Let us begin with a couple of headlines.
Shot:
Walmart ups pay well above minimum wage
Chaser: Walmart to close 154 stores in the US; 10,000 workers affected
Walmart is closing 269 stores, more than half of them in the U.S. and another big chunk in its challenging Brazilian market.
The stores being shuttered account for a fraction of the company’s 11,000 stores worldwide and less than 1 percent of its global revenue.
More than 95 percent of the stores set to be closed in the U.S. are within 10 miles of another Walmart. The Bentonville, Arkansas, company said it is working to ensure that workers are placed in nearby locations.
So how does that play out when (if, actually) the workers are placed in nearby locations? Does everyone get the same hours despite there being more employees in a given location? Are the superstores super-staffed? That doesn’t seem like a scenario that would fit in with the new policy of being more “nimble.”

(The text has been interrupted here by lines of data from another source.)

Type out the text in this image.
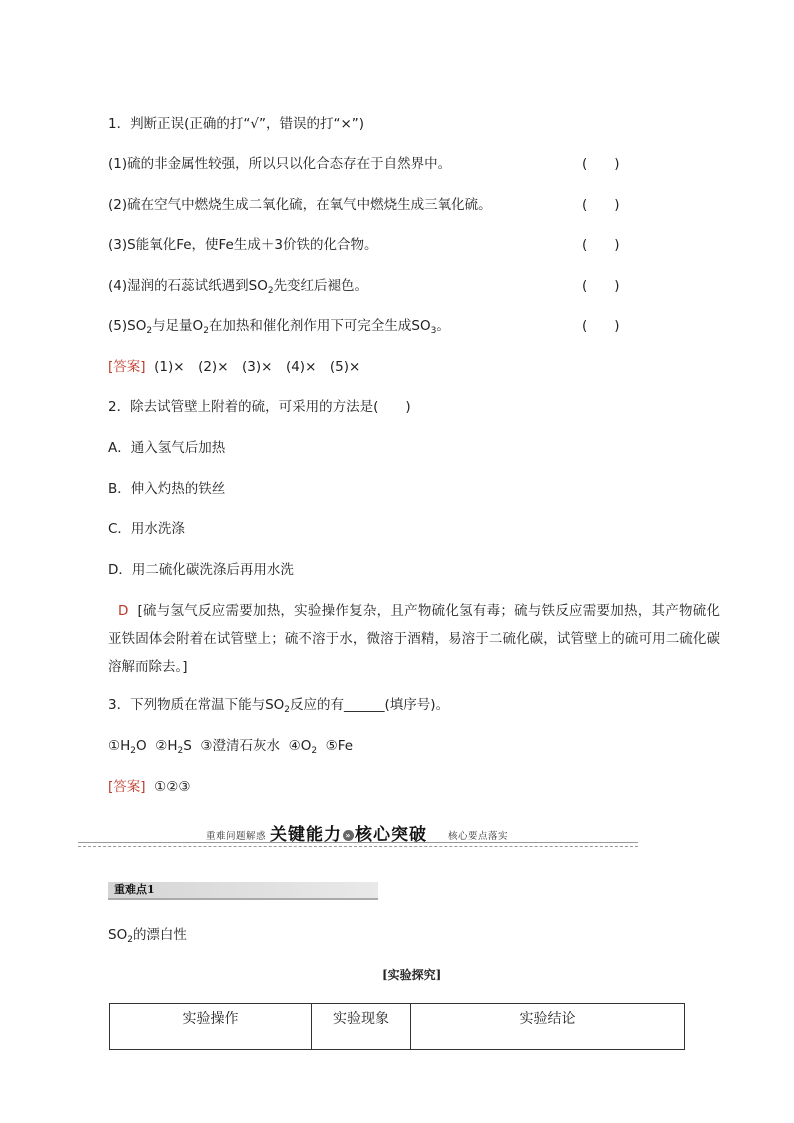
1．判断正误(正确的打“√”，错误的打“×”)
(1)硫的非金属性较强，所以只以化合态存在于自然界中。	(　　)
(2)硫在空气中燃烧生成二氧化硫，在氧气中燃烧生成三氧化硫。	(　　)
(3)S能氧化Fe，使Fe生成＋3价铁的化合物。	(　　)
(4)湿润的石蕊试纸遇到$SO_2$先变红后褪色。	(　　)
$(5)SO_2$与足量$O_2$在加热和催化剂作用下可完全生成$SO_3$。	(　　)
[答案] (1)×　(2)×　(3)×　(4)×　(5)×
2．除去试管壁上附着的硫，可采用的方法是(　　)
A．通入氢气后加热
B．伸入灼热的铁丝
C．用水洗涤
D．用二硫化碳洗涤后再用水洗
D [硫与氢气反应需要加热，实验操作复杂，且产物硫化氢有毒；硫与铁反应需要加热，其产物硫化亚铁固体会附着在试管壁上；硫不溶于水，微溶于酒精，易溶于二硫化碳，试管壁上的硫可用二硫化碳溶解而除去。]
3．下列物质在常温下能与$SO_2$反应的有______(填序号)。
$①H_2O$ $②H_2S$ ③澄清石灰水 $④O_2$ ⑤Fe
[答案] ①②③
重难问题解惑 关键能力 » 核心突破 核心要点落实
重难点1
$SO_2$的漂白性
[实验探究]
实验操作	实验现象	实验结论
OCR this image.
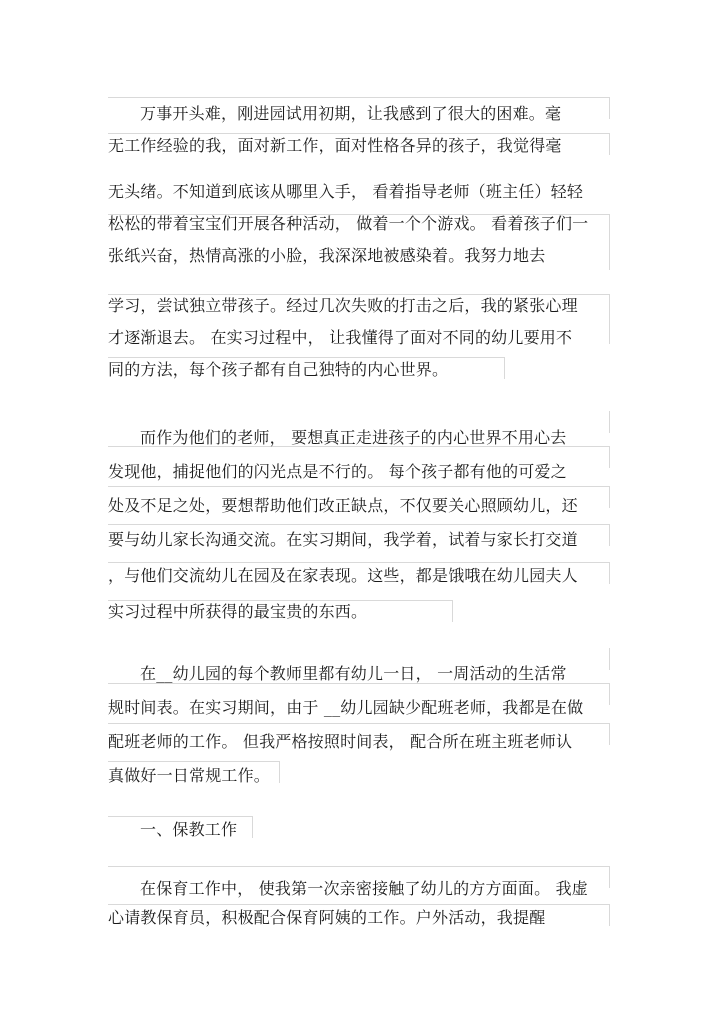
万事开头难，刚进园试用初期，让我感到了很大的困难。毫
无工作经验的我，面对新工作，面对性格各异的孩子，我觉得毫
无头绪。不知道到底该从哪里入手， 看着指导老师（班主任）轻轻
松松的带着宝宝们开展各种活动， 做着一个个游戏。 看着孩子们一
张纸兴奋，热情高涨的小脸，我深深地被感染着。我努力地去
学习，尝试独立带孩子。经过几次失败的打击之后，我的紧张心理
才逐渐退去。 在实习过程中， 让我懂得了面对不同的幼儿要用不
同的方法，每个孩子都有自己独特的内心世界。
而作为他们的老师， 要想真正走进孩子的内心世界不用心去
发现他，捕捉他们的闪光点是不行的。 每个孩子都有他的可爱之
处及不足之处，要想帮助他们改正缺点，不仅要关心照顾幼儿，还
要与幼儿家长沟通交流。在实习期间，我学着，试着与家长打交道
，与他们交流幼儿在园及在家表现。这些，都是饿哦在幼儿园夫人
实习过程中所获得的最宝贵的东西。
在__幼儿园的每个教师里都有幼儿一日， 一周活动的生活常
规时间表。在实习期间，由于 __幼儿园缺少配班老师，我都是在做
配班老师的工作。 但我严格按照时间表， 配合所在班主班老师认
真做好一日常规工作。
一、保教工作
在保育工作中， 使我第一次亲密接触了幼儿的方方面面。 我虚
心请教保育员，积极配合保育阿姨的工作。户外活动，我提醒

This announcement comes just as pay for U.S. workers is about to go up another dollar per hour.
The greater likelihood is that many of the 10,000 workers affected won’t, in fact, be placed elsewhere. It is also naive to think that giving a workforce of 1.4 million an extra couple of bucks an hour won’t have consequences.
Logic-free progressive wage activists will be working overtime to tell you it doesn’t now, though.